Hace muchos años que llamo a mi madre Mamao, aunque últimamente mi hermano Ignacio la ha rebautizado como Heil, dado el régimen despótico que reina en casa. La orden era expresa: queda terminantemente prohibido hablar de política en la mesa. No parecía difícil. Cuando nos juntamos todos, solo hablamos de caza, perros y regímenes de adelgazar. Pero la veda del estío y el Ozempic (o el Monjauro) nos ha dejado sin parte del repertorio. Por eso nos vino bien que el perro Rutilio se calzara a la perrita Rufina en la playa del Buzo, bajo la mirada estupefacta de varias marquesas viudas. Pasamos mucha vergüenza.
Íbamos e esterilizar a Rufina tras su camada de marzo, pero el trance quirúrgico se nos pasó entre viajes y distracciones como Ábalos, Koldo, Montoro... Pero los perros son perros, y se tiran al monte o a cualquier perra en calor. Las olas les mojaban, pero ya habían hecho un nudo como el Burt Lancaster y Deborah Kerr en De aquí a la eternidad. A las señoras se les deshizo el cardado.
Llevamos a Rufina a la veterinaria por si existía una píldora del día después perruna. Nos dijo que sí, que había una inyección, pero que no podíamos administrarla nosotros porque, al tratarse de un abortivo, no podía salir de la clínica. Nos íbamos de viaje, así que preguntamos: Pero si la pastilla para humanos te la dan en la farmacia sin receta, ¿no es un poco absurdo?
-Como todo en la España de Sánchez- saltó mi tío Javier, ajeno a la prohibición.
Mi madre no dijo nada. Tío Javier nos había traído una montaña de percebes y tres bogavantes vivos, pero él prefería comer croquetas. Es de esos que celebran a los demás con marisco aunque él prefiera el secano. Otra cosa son los JB (nada que ver con la Sauna Adán) y los martinis que se toma a diario.
A partir de ahí cayó cualquier veto en la conversación. Estos días hablar de política, en realidad, es hablar de Sánchez y de la frustración que provoca en parte de la derecha. Si alguna filtración de la UCO no lo remedia esta semana, el presidente llegará a septiembre con alguna asignatura pendiente, pero ya habrá empezado el nuevo curso. Eso era lo que le explicaba a mi familia aunque ellos no lo creían posible.
-Tendrá que dimitir o convocar elecciones.

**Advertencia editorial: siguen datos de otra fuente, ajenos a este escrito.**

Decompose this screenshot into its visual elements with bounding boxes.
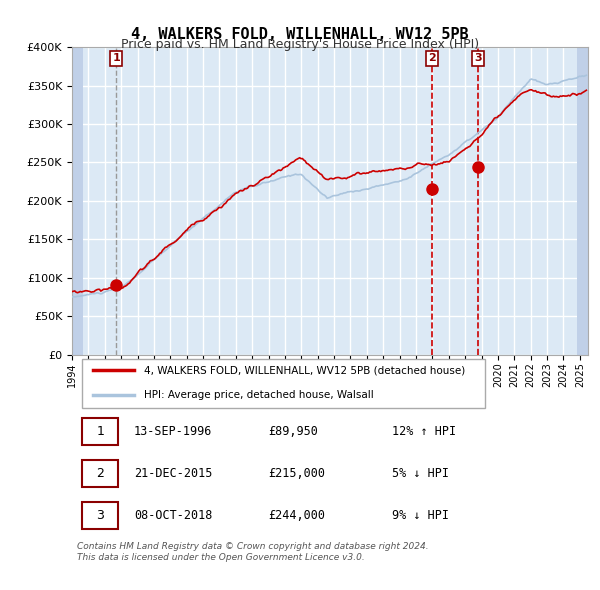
Text: 08-OCT-2018: 08-OCT-2018 xyxy=(134,509,212,522)
Text: Price paid vs. HM Land Registry's House Price Index (HPI): Price paid vs. HM Land Registry's House … xyxy=(121,38,479,51)
FancyBboxPatch shape xyxy=(82,502,118,529)
Text: HPI: Average price, detached house, Walsall: HPI: Average price, detached house, Wals… xyxy=(144,390,374,400)
Text: 4, WALKERS FOLD, WILLENHALL, WV12 5PB: 4, WALKERS FOLD, WILLENHALL, WV12 5PB xyxy=(131,27,469,41)
Text: £244,000: £244,000 xyxy=(268,509,325,522)
FancyBboxPatch shape xyxy=(82,460,118,487)
Text: 4, WALKERS FOLD, WILLENHALL, WV12 5PB (detached house): 4, WALKERS FOLD, WILLENHALL, WV12 5PB (d… xyxy=(144,365,466,375)
Text: 9% ↓ HPI: 9% ↓ HPI xyxy=(392,509,449,522)
FancyBboxPatch shape xyxy=(82,359,485,408)
Text: 3: 3 xyxy=(97,509,104,522)
Text: 21-DEC-2015: 21-DEC-2015 xyxy=(134,467,212,480)
Text: 1: 1 xyxy=(113,53,120,63)
Text: 1: 1 xyxy=(97,425,104,438)
Text: £215,000: £215,000 xyxy=(268,467,325,480)
Bar xyxy=(72,47,83,355)
Bar xyxy=(577,47,588,355)
Text: Contains HM Land Registry data © Crown copyright and database right 2024.
This d: Contains HM Land Registry data © Crown c… xyxy=(77,542,429,562)
Text: 3: 3 xyxy=(474,53,482,63)
Text: 2: 2 xyxy=(97,467,104,480)
Text: 12% ↑ HPI: 12% ↑ HPI xyxy=(392,425,456,438)
Text: 13-SEP-1996: 13-SEP-1996 xyxy=(134,425,212,438)
Text: 5% ↓ HPI: 5% ↓ HPI xyxy=(392,467,449,480)
Text: £89,950: £89,950 xyxy=(268,425,318,438)
FancyBboxPatch shape xyxy=(82,418,118,445)
Text: 2: 2 xyxy=(428,53,436,63)
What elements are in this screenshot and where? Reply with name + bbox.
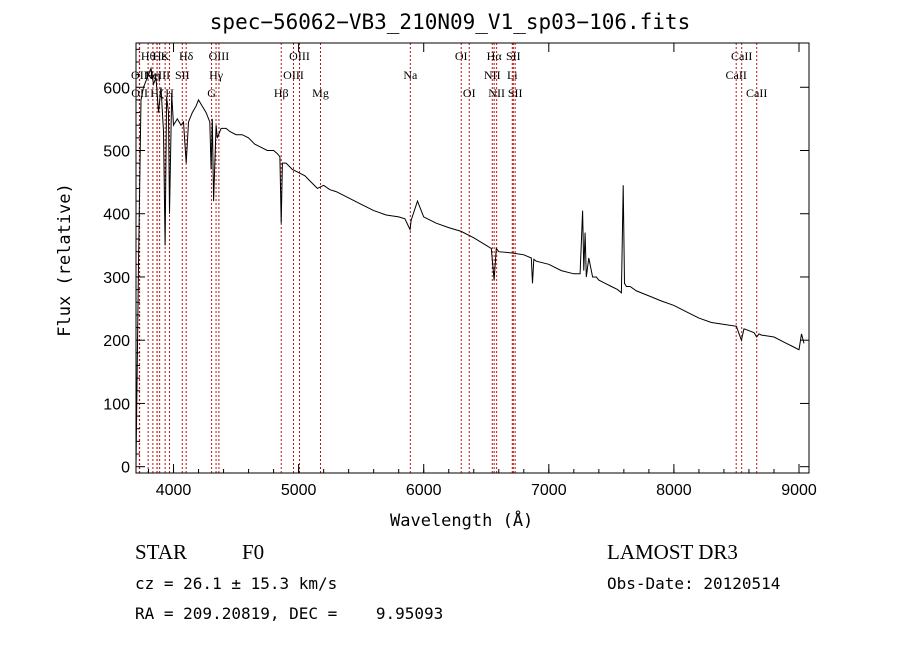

Les respondí que lo dudaba: «Lo más posible es que dure hasta 2027, cuando -Rufián dixit- se presente al frente de una coalición plurinacional». Y menté a la bicha:
-Un Frente Popular.
Y ahí se hizo el silencio, aunque quizás se debiera a las bocas llenas de marisco. Los bogavantes eran de tamaño mediano, perfectos. [Los grandes están más secos]. «Pero lo mejor es la mayonesa», dijo Marilé, la mujer de tío Javier, citando a Revel. El acopio de carcasas de bogavante (no las vamos a llamar exoesqueletos) que había hecho en su plato alcanzaba una altura considerable.
-Parezco sindicalista.
Y entonces volvimos a caer en el bucle político. Las tragaderas de la izquierda: dura con Montoro y blanda con las putillas; blanda con la cátedra de Begoña y la tesis de Sánchez; dura con Noelia Núñez. Pablo Iglesias e Irene Montero se engarzaron en la conversación.
-Ella ya puede estar tranquila, que le ha tocado 'el eurosillón' -zanjó un hermano.
A esas alturas, el fino comenzaba a hacer estragos. Comentamos las nuevas competencias del Instituto Cerdantes, que al parecer incluyen el nombramiento de putillas en empresas públicas y el amaño de contratos. Montoro tampoco se libró, aunque a mi madre le parece muy mona la foto de Montorito niño con su galgo en Jaén. Y ya empezamos a desbarrar y a decir tonterías más o menos ingeniosas.
Una pena. Ojalá no hubiéramos hablado de Sánchez. A ver si un día podemos.